Commotio Retinae is a transient opacification of the retina due to outer retinal disruption occurring in a contre-coup fashion after blunt trauma injury.^1,2 Histological studies in animals and humans after ocular blunt trauma have revealed that disruption occurs at the level of the photoreceptor outer segments and retinal pigment epithelium (RPE).^2,3 Recent reports using optical coherence tomography (OCT) have shown detectable disruption at the level of photoreceptor inner segment/outer segment junction and RPE ^4-6 and that these changes may be reversible overtime with restoration of normal outer retinal architecture.⁵ However, resolution of existing OCT technology may not be sensitive enough to detect photoreceptor disruption.

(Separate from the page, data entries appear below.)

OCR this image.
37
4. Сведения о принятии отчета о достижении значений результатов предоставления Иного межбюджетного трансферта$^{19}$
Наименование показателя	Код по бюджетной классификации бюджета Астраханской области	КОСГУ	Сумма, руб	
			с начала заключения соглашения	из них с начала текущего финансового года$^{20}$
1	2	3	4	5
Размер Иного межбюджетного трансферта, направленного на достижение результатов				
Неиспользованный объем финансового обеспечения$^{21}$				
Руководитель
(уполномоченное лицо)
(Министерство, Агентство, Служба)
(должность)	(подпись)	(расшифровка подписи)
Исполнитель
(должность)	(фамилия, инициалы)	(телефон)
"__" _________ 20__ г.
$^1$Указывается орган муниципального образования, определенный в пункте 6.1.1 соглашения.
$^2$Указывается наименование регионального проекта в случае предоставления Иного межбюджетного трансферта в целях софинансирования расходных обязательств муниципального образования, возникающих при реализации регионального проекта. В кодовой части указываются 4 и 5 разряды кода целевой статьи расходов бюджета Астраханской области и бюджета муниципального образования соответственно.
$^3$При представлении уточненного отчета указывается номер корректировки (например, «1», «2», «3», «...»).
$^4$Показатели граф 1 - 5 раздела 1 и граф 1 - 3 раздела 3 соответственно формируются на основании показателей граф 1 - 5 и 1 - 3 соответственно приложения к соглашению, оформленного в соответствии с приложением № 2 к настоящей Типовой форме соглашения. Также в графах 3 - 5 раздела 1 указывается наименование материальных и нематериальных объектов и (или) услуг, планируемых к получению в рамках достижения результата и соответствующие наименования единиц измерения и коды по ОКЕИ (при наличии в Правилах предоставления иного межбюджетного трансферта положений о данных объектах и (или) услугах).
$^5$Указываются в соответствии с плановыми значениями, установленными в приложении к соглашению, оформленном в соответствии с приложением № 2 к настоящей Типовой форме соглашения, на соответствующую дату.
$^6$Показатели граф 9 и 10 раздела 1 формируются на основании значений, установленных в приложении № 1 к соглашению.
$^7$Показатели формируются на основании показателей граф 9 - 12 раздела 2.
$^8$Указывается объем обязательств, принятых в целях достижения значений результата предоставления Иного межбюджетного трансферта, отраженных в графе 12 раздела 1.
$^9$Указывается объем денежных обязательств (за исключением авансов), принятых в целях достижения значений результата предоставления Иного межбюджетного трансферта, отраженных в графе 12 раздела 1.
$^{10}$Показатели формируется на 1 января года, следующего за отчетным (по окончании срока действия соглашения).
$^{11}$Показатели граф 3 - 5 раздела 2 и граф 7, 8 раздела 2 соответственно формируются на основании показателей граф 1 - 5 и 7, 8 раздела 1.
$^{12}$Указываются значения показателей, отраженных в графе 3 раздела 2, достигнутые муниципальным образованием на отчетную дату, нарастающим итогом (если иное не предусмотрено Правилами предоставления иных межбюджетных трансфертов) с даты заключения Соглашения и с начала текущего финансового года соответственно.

Adaptive optics (AO) imaging systems enable cellular-resolution imaging of the human retina, and there is a growing number of cases where deficits have been visible on AO images but not on OCT. Here we present a case of subclinical photoreceptor disruption after head trauma as seen by adaptive optics scanning ophthalmoloscope (AOSO) not apparent clinically or on spectral domain-OCT.

A 43-year-old male described a 5-year history of a stable, crescent-shaped purple scotoma nasal to central fixation in his right eye that developed after an industrial accident in which he sustained significant head and body trauma. A complete ophthalmic examination revealed best-corrected vision of 20/20 OU and no fundus findings or abnormalities. Fluorescein angiogram (FA) and spectral domain optical coherence tomography (SD-OCT) (Spectralis SD-OCT, Heidelberg Engineering, Carlsbad, CA) were unremarkable. (Figure 1) Humphrey Visual Field 10-2 testing and microperimetry revealed a small nonspecific area of functional visual loss near fixation in the right eye. Images of the photoreceptor mosaic near the fovea were acquired using a newly developed AOSO. Images were processed and registered using custom MatLab software (The Math works, Natwick, MA). While foveal cone density was normal, the AOSO images revealed a well-defined crescent-shaped area of photoreceptor disruption just temporal to the fovea. (Figure 2A – large arrows) Other focal areas of photoreceptor irregularities were also seen superior, temporal and inferior temporal to the fovea. (Figure 2A- small arrows) Both cone and rod photoreceptors were visualized with this AOSO imaging, and both cell types appear to be disrupted. (Figure 2 A, B)

AOSO detected photoreceptor disruption resulting from head trauma not apparent clinically or by other standard imaging modalities, including SD-OCT. Restoration of outer retinal appearance in SD-OCT has been reported after commotio retinae⁵, suggesting recovery of outer retinal structure. Our data demonstrate photoreceptor disruption may still exist. SD-OCT axial resolution is likely not sensitive enough to reveal the full extent of photoreceptor disruption that may occur after ocular or head trauma. AOSO imaging may prove useful in improved detection and understanding of photoreceptor involvement in ocular or head trauma. In addition, patients with traumatic brain injury often report visual symptoms. AOSO may be of value to help differentiate retinal versus cortical contributions to vision loss in these patients.